Like you, I didn't know enough about the nominees to watch last night's Emmy Awards. I've also reached a certain saturation level with awards shows. I gather from the online chatter 'n' clips that it was the usual tedious and self-important event, that John Oliver won his usual two and that the broadcast networks won very little. About the only thing I wanted to see was the In Memoriam reel, which had more familiar names than usual. Here it is as broadcast and we'll discuss it after we watch it…
I can already hear two complaints about it, one being that a lot of people didn't get full-frame. The director was more interested in showing us the musical performers than the people the segment was about.
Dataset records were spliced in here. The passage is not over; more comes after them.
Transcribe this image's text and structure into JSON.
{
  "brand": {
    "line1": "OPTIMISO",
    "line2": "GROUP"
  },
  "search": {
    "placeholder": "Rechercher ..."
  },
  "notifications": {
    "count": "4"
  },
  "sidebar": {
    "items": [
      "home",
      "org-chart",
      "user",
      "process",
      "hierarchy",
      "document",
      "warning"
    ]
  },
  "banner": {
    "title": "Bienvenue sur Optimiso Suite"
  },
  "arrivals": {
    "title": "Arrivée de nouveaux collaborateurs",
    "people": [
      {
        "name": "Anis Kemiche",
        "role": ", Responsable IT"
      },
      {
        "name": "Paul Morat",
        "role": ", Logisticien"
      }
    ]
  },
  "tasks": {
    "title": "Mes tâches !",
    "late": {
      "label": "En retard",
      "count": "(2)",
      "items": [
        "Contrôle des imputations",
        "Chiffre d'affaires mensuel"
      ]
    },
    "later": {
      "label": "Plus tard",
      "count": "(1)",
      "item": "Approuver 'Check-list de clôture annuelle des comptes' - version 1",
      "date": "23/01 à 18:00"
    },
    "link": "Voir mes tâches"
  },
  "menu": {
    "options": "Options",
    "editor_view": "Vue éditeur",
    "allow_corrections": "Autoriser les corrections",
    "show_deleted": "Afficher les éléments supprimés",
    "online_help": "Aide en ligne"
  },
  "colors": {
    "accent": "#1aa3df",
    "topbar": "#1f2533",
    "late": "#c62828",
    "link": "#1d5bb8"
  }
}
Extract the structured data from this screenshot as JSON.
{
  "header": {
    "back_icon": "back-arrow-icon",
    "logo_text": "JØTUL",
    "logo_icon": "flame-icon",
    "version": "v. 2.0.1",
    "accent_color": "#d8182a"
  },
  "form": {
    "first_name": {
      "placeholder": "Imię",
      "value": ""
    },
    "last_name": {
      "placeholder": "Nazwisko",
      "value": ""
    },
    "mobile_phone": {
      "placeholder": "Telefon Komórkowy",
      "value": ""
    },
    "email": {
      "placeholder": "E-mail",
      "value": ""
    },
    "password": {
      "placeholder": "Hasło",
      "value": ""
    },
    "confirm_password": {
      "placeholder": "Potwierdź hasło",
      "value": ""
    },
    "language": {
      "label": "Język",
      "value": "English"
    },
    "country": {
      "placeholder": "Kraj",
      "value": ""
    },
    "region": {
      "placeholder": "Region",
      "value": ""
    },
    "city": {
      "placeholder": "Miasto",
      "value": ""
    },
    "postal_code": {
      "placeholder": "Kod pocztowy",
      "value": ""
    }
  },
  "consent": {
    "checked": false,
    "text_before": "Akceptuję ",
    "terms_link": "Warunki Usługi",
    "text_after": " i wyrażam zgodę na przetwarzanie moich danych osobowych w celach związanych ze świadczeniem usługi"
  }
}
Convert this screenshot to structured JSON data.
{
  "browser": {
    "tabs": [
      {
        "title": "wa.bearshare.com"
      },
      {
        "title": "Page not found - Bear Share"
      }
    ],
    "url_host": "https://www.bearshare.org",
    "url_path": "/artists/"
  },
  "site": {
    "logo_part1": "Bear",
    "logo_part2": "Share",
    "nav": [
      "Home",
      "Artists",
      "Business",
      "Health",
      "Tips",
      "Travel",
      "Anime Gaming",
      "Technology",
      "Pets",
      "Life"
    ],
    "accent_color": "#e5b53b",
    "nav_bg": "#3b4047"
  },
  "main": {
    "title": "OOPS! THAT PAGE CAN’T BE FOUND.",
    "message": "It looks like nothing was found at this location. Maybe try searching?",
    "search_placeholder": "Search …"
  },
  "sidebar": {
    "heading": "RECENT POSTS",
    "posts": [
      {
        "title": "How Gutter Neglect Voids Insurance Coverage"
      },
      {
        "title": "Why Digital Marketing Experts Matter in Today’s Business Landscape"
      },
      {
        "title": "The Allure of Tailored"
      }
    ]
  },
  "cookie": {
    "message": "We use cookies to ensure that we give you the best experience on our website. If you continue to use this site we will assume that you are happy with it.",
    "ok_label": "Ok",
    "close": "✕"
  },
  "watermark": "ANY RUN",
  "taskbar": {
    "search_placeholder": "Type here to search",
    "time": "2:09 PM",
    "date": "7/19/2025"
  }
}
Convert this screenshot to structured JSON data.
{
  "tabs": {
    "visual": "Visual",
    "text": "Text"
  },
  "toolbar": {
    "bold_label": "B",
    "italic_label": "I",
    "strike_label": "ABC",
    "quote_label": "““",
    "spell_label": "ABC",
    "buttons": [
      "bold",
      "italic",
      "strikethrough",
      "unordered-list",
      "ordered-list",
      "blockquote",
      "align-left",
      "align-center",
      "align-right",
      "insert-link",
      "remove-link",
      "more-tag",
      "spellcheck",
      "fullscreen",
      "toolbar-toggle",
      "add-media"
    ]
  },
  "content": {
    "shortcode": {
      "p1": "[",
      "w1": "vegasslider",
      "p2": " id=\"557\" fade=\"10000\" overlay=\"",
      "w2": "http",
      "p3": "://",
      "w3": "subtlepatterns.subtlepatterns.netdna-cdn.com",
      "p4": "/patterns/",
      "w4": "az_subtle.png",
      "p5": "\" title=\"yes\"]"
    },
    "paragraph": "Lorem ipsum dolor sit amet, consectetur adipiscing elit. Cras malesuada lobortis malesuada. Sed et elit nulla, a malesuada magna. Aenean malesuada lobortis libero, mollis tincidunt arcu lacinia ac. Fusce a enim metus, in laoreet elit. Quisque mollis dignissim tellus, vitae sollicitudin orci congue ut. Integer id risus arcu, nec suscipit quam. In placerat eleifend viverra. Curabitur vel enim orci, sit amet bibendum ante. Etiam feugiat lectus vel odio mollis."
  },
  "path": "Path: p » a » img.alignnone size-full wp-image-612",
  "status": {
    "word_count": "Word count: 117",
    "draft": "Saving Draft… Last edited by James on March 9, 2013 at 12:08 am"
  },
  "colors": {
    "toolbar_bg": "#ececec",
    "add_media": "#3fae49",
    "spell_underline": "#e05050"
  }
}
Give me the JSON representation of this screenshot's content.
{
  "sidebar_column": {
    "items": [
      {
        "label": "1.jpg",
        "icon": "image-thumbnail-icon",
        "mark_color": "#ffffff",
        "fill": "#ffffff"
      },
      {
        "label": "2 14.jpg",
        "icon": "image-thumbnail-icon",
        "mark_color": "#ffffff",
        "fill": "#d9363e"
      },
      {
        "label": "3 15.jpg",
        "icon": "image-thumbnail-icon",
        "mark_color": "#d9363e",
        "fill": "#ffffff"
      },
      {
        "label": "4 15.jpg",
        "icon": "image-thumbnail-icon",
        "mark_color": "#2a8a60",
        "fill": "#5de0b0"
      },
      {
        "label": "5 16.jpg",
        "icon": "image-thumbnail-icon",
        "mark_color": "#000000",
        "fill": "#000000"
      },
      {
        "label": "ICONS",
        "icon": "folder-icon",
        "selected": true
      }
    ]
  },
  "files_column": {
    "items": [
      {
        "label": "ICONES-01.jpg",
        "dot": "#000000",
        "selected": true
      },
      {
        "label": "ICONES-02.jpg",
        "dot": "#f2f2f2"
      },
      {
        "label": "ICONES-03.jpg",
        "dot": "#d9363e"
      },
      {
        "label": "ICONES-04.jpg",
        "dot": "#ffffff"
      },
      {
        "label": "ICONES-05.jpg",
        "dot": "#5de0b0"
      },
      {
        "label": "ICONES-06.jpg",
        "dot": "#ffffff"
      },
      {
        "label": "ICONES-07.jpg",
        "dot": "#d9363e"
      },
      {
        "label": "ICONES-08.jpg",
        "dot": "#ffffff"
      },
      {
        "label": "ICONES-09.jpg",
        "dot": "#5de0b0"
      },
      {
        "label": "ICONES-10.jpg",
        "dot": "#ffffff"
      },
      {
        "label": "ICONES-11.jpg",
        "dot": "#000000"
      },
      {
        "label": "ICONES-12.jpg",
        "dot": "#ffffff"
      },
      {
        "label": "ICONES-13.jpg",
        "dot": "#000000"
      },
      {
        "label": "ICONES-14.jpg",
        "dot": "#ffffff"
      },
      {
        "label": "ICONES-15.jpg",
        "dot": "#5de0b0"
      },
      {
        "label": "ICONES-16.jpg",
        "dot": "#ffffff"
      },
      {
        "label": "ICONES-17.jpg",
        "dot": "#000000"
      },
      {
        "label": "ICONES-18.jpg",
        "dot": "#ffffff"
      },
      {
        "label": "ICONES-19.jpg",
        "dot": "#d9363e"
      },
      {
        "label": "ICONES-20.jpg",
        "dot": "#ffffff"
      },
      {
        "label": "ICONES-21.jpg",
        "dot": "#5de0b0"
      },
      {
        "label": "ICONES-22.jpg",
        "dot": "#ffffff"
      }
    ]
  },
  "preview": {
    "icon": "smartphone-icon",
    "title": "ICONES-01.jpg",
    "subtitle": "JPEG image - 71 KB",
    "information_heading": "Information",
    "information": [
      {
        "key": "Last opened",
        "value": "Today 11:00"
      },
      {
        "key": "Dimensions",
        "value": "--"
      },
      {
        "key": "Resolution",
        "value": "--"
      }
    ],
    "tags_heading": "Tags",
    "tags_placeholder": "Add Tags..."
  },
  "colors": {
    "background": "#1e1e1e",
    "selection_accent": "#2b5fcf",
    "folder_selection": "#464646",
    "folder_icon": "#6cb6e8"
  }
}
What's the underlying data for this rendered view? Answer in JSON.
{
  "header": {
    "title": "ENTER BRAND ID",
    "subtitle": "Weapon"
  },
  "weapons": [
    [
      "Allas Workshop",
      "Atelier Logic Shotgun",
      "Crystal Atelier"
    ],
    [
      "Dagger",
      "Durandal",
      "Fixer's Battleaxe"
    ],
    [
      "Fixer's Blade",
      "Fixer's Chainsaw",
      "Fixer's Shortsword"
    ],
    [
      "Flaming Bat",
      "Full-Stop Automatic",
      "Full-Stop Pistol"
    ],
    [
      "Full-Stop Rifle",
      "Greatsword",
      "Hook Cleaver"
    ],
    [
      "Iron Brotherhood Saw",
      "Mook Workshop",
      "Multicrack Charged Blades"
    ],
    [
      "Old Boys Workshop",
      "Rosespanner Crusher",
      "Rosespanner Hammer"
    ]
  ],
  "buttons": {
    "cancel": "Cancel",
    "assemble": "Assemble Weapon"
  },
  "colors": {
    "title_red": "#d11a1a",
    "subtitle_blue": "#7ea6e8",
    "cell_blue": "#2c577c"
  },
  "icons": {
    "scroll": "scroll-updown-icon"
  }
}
The other complaint was the usual "So-and-so" wasn't in it…and usually, some of that was because there's a cut-off date for the assembly of the montage and a few people who died the week before didn't make it in. This year, the Academy seems to have made a special effort to cut down on that. Norm Macdonald and Michael K. Williams were included.
The larger gripe each year is that someone decided that "So-and-so" did deserve inclusion and others didn't. If you wonder why they couldn't include everyone, go watch this video and force yourself to sit through the entire thing. It's on the Academy website and it's a list of everyone in the TV industry who passed in this past year. It's a little over seven minutes long and they probably still left someone out. Imagine that you were the person who had to decide who to include in the on-air presentation…and perhaps you will feel a twinge of sympathy for the folks who have to make those decisions.
And there's another reason to watch it in its entirety. I saw at least twenty names of people I worked with or knew casually…and I hadn't heard that they'd died. It might be more than twenty.